Hi All,
I recently got back on the 3d printing scene after about a decade (Time flies!), the other day I was inspecting a failed print for a spool holder and noticed the Z axis striations seemed to follow some kind of oscillating pattern for the most part.
This made me think of the early day flight recording units and I thought if we were able to quantify these oscillations and compare them to the gcode we could derive what types of movement are causing these issues and hopefully troubleshoot them (perhaps even beyond our naked eyes capabilities)
So I drew up this back of an envelope concept and since I’m relatively inexperienced with 3D printing, I wanted to post it here and see what the communities thoughts are on it.
If it seems like a worthwhile endeavour I would be happy to invest my time in making it a reality and could hopefully publish this work (under FOSS of course) to help benefit everyones prints.
i was thinking along those lines for equipment monitoring stuff, klipper works with Prometheus & grafana (have metrics from my printers), was thinking about looking at using the extra accelerometers I have to do something like vibration monitoring.
I could see using a second sbc for extra sensors as well for support, thinking about printers that don’t run klipper, so long as you can correlate data it should still be useful. Honestly kinda thinking something similar to PLC data, was fantastic for fault finding and failure investigations, also useful for process control + condition based maintenance, there’s a heck of a lot that could be done with it.
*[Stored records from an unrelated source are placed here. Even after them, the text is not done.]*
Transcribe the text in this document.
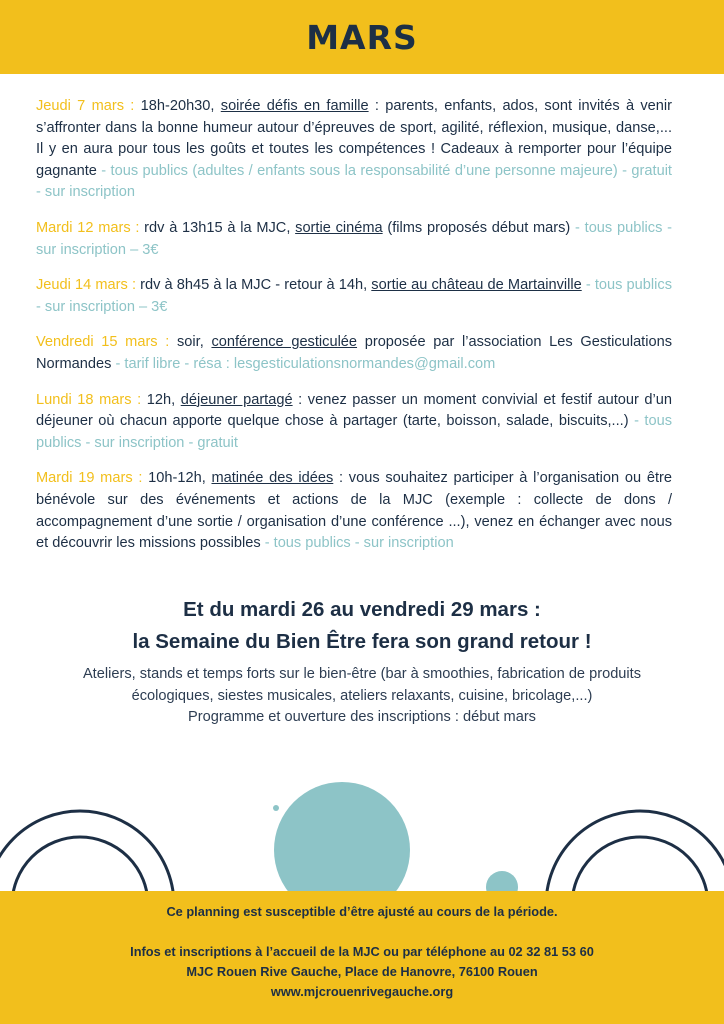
MARS

Jeudi 7 mars : 18h-20h30, soirée défis en famille : parents, enfants, ados, sont invités à venir s’affronter dans la bonne humeur autour d’épreuves de sport, agilité, réflexion, musique, danse,... Il y en aura pour tous les goûts et toutes les compétences ! Cadeaux à remporter pour l’équipe gagnante - tous publics (adultes / enfants sous la responsabilité d’une personne majeure) - gratuit - sur inscription

Mardi 12 mars : rdv à 13h15 à la MJC, sortie cinéma (films proposés début mars) - tous publics - sur inscription – 3€

Jeudi 14 mars : rdv à 8h45 à la MJC - retour à 14h, sortie au château de Martainville - tous publics - sur inscription – 3€

Vendredi 15 mars : soir, conférence gesticulée proposée par l’association Les Gesticulations Normandes - tarif libre - résa : lesgesticulationsnormandes@gmail.com

Lundi 18 mars : 12h, déjeuner partagé : venez passer un moment convivial et festif autour d’un déjeuner où chacun apporte quelque chose à partager (tarte, boisson, salade, biscuits,...) - tous publics - sur inscription - gratuit

Mardi 19 mars : 10h-12h, matinée des idées : vous souhaitez participer à l’organisation ou être bénévole sur des événements et actions de la MJC (exemple : collecte de dons / accompagnement d’une sortie / organisation d’une conférence ...), venez en échanger avec nous et découvrir les missions possibles - tous publics - sur inscription

Et du mardi 26 au vendredi 29 mars :
la Semaine du Bien Être fera son grand retour !

Ateliers, stands et temps forts sur le bien-être (bar à smoothies, fabrication de produits
écologiques, siestes musicales, ateliers relaxants, cuisine, bricolage,...)
Programme et ouverture des inscriptions : début mars

Ce planning est susceptible d’être ajusté au cours de la période.
Infos et inscriptions à l’accueil de la MJC ou par téléphone au 02 32 81 53 60
MJC Rouen Rive Gauche, Place de Hanovre, 76100 Rouen
www.mjcrouenrivegauche.org
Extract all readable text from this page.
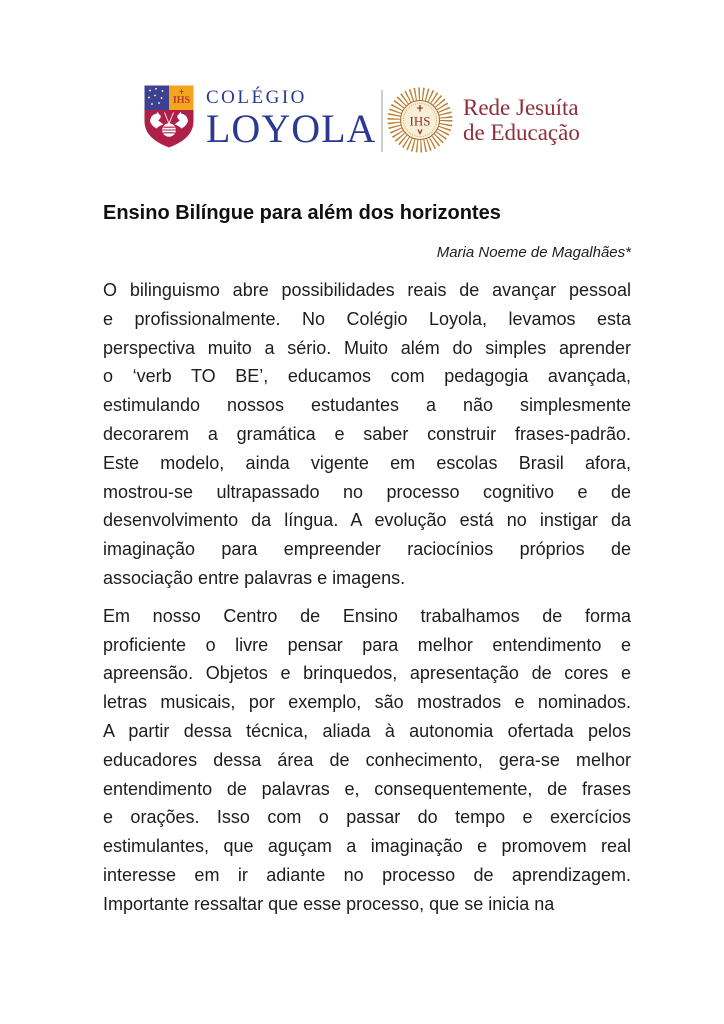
IHS COLÉGIO
LOYOLA	IHS
Rede Jesuíta
de Educação
Ensino Bilíngue para além dos horizontes
Maria Noeme de Magalhães*
O bilinguismo abre possibilidades reais de avançar pessoal
e profissionalmente. No Colégio Loyola, levamos esta
perspectiva muito a sério. Muito além do simples aprender
o ‘verb TO BE’, educamos com pedagogia avançada,
estimulando nossos estudantes a não simplesmente
decorarem a gramática e saber construir frases-padrão.
Este modelo, ainda vigente em escolas Brasil afora,
mostrou-se ultrapassado no processo cognitivo e de
desenvolvimento da língua. A evolução está no instigar da
imaginação para empreender raciocínios próprios de
associação entre palavras e imagens.
Em nosso Centro de Ensino trabalhamos de forma
proficiente o livre pensar para melhor entendimento e
apreensão. Objetos e brinquedos, apresentação de cores e
letras musicais, por exemplo, são mostrados e nominados.
A partir dessa técnica, aliada à autonomia ofertada pelos
educadores dessa área de conhecimento, gera-se melhor
entendimento de palavras e, consequentemente, de frases
e orações. Isso com o passar do tempo e exercícios
estimulantes, que aguçam a imaginação e promovem real
interesse em ir adiante no processo de aprendizagem.
Importante ressaltar que esse processo, que se inicia na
Edit: You have me thinking about this now, what would be really cool is an ability to anonymously federate data tied to events, I recall some enterprise software I used like 5-6 years ago could do this with condition indicators, I have 2 machines, I won’t see every failure mode, but if we had 1000 machines you can get much more accurate information about things like MTBF. Heck I’d even just be happy with some community FMEAs, really just thinking of taking a technical approach to my printer maintenance and usage.